Turning Points and Timeline Exercise
At the beginning of December, I mentioned by way of an introductory article on How to Write a Powerful Memoir, that I would begin a series of 3 articles delving into Plot, Structure & Theme. Each of these elements will help you better understand How to Write a Powerful Memoir. This–the first of the three articles–focuses on developing the structure or main spine of your memoir.
There is a great technique that helps you locate the main spine of your stories for a longer memoir. Think about the turning point moments in your life, the special times that changed you profoundly and altered your life in such a way that it was never the same again. Make a list of the 10-15 most significant moments that turned your life path from one direction to another. These might be very different kinds of moments, some ecstatic joy and soaring happiness, and others profound sadness, confusion or grief.

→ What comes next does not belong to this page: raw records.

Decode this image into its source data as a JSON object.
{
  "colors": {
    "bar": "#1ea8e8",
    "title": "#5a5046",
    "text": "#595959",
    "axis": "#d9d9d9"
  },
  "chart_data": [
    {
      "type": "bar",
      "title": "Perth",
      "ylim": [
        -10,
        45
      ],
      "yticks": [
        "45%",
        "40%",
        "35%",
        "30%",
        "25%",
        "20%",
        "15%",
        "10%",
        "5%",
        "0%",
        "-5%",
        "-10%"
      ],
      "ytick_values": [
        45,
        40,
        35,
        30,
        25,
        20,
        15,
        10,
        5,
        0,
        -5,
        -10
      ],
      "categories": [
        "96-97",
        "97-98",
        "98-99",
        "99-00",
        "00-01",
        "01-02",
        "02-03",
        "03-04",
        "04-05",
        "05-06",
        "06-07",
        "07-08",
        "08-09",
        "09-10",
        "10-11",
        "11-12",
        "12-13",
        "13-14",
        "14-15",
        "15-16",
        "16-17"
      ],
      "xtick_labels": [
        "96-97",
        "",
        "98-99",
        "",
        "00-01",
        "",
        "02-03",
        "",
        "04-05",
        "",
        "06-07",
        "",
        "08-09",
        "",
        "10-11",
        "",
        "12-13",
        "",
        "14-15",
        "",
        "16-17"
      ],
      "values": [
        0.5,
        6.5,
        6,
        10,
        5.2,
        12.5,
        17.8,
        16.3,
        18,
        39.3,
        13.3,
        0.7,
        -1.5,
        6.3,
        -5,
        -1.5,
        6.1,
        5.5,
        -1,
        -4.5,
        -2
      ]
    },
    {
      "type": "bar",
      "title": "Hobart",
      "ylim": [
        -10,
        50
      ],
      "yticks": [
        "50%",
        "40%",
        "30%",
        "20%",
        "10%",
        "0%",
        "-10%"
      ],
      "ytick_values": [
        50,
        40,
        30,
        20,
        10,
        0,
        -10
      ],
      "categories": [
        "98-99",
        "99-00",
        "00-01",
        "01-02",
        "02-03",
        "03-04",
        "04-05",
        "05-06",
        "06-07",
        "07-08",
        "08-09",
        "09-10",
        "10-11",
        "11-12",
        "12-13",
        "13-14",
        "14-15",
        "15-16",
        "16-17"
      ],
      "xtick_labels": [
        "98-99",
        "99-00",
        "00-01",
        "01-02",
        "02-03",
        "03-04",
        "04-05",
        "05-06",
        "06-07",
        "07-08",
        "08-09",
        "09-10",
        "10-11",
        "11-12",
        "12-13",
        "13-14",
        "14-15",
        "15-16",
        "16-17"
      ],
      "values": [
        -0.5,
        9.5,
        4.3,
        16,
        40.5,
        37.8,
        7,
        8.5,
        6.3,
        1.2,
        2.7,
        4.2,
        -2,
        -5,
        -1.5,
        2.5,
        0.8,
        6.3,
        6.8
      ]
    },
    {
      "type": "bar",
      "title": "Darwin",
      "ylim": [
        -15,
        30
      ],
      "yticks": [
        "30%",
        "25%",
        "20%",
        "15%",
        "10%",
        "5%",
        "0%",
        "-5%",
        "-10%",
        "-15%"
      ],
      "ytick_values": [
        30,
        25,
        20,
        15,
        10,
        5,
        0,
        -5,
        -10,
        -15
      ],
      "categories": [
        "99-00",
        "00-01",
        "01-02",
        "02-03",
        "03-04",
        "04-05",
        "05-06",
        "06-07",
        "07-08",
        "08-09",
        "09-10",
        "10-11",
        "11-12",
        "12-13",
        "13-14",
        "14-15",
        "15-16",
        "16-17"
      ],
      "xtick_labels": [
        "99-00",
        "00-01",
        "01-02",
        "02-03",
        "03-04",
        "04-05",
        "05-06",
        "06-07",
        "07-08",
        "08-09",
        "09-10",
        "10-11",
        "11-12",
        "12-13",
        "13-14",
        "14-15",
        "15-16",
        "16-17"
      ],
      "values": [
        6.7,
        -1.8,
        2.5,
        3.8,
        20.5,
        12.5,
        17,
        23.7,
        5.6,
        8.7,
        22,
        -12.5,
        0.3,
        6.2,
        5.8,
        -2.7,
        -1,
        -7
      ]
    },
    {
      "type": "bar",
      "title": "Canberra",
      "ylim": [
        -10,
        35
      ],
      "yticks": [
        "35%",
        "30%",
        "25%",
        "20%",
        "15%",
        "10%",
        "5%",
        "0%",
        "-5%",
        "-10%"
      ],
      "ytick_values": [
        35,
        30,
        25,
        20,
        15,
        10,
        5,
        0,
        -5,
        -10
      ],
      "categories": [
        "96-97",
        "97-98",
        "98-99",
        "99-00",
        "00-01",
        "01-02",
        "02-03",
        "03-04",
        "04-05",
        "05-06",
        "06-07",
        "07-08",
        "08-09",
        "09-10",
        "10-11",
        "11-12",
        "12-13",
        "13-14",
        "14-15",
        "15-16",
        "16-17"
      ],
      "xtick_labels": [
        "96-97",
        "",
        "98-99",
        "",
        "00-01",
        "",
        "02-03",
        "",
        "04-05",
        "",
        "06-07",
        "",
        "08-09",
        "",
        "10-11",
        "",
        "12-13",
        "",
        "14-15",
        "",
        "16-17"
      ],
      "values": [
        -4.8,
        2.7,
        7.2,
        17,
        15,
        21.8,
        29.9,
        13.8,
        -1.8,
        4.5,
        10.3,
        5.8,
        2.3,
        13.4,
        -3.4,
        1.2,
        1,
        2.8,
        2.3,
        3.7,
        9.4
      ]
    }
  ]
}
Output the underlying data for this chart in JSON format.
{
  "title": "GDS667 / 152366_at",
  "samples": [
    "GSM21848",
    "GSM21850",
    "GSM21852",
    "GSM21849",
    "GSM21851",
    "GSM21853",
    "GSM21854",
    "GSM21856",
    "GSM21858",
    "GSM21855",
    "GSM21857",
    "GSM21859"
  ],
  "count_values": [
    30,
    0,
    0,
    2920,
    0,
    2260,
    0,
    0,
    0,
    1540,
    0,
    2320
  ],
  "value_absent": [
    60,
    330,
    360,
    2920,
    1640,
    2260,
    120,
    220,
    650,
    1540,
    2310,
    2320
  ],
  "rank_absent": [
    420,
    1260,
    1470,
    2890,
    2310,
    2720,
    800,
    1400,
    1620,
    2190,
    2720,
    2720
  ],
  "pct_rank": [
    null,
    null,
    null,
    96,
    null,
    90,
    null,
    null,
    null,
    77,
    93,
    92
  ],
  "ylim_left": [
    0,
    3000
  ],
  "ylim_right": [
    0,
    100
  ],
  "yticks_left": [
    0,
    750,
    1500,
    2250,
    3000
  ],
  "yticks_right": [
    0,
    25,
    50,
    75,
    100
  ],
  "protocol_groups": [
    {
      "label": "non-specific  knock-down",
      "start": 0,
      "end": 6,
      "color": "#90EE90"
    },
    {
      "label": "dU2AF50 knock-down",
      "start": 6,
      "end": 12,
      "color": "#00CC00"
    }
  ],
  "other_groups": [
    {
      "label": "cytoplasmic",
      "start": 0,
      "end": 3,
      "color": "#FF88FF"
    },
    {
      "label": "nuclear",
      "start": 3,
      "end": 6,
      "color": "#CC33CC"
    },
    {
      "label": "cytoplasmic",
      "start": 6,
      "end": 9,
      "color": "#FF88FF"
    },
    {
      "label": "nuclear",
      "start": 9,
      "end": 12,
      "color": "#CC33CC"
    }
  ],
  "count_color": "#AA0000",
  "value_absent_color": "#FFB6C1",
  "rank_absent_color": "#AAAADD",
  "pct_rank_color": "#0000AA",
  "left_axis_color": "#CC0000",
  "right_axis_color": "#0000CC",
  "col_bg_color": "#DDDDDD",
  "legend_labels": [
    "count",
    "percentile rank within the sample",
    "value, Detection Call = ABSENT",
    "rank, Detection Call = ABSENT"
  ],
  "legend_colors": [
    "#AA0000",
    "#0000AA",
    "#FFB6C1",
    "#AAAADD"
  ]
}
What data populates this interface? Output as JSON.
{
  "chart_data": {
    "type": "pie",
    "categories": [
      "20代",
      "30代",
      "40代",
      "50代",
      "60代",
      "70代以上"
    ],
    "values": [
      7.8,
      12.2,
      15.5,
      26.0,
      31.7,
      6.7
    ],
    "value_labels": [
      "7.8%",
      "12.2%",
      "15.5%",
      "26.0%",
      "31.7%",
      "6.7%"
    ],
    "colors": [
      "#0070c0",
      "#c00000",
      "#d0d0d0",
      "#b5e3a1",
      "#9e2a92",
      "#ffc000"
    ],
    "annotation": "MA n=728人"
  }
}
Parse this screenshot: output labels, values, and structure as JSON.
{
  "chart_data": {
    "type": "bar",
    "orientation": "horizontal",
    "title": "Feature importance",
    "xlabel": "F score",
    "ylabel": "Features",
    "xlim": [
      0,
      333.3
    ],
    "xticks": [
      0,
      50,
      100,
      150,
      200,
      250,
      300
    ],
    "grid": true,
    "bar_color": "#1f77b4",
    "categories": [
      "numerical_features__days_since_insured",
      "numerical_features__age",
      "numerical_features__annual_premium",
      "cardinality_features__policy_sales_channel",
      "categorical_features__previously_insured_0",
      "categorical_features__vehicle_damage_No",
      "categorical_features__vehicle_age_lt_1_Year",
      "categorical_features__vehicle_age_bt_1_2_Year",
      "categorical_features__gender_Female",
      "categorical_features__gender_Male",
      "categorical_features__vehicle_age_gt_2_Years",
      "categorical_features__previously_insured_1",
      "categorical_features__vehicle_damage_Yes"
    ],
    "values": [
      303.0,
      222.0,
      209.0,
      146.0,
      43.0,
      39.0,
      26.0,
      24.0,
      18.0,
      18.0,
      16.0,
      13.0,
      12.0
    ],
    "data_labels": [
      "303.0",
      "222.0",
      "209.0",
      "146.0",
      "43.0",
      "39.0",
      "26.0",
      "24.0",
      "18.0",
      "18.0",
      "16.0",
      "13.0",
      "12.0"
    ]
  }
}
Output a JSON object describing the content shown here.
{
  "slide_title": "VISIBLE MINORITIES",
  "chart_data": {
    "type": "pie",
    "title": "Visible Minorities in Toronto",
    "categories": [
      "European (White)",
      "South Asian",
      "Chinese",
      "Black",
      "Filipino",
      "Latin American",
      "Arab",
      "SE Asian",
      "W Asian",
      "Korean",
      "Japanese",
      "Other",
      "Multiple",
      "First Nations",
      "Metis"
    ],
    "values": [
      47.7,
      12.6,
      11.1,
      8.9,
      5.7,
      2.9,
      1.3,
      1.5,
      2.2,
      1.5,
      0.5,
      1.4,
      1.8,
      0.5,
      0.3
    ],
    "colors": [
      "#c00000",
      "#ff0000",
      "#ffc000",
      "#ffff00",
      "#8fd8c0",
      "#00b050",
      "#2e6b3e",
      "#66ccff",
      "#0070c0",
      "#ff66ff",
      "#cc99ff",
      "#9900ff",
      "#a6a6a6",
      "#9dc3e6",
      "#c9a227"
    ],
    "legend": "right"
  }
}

Now draw a timeline on an 18×24 sheet of paper—a long horizontal line to represent time, and mark your birth about ¼ of the way along that line. This way you can note the events that you might want to write that occur before your birth. You might want to write the stories of family, parents, or grandparents—some of the lore that you listened to during holidays or family picnics.
Divide the horizontal line into sections that represent decades, and set out the dates of your life, beginning with your birth, including the year and the date along the horizontal line. Begin to locate your turning point events along the timeline.
In my workshops, there is always an “aha” when doing this exercise. First, thinking about the significant turning points can be illuminating and provide new insights, but then when people see events on the timeline, inevitably they start murmuring about how the events clustered, or how they’d thought the event was closer or further away from another significant event. The emotional impact of the timeline exercise can the powerful, as there is nothing like an image to illuminate the important moments of our lives to offer new insights.
Starting with a spine or structure by using these turning points and timeline exercises is a great place to help you learn How to Write a Powerful Memoir. Stay tuned in the coming weeks as I offer two more suggestions for How to Write a Powerful Memoir.
Good stuff, and not limited to memoir. All our fictional characters have lives memorialized in our stories and the notion of “turning points” and change is emphasized over and over in the concept of “arc.” I am well invested in the notion that fiction is extracted from experience, some quite directly; and, in that sense, memoir and fiction are very closely related.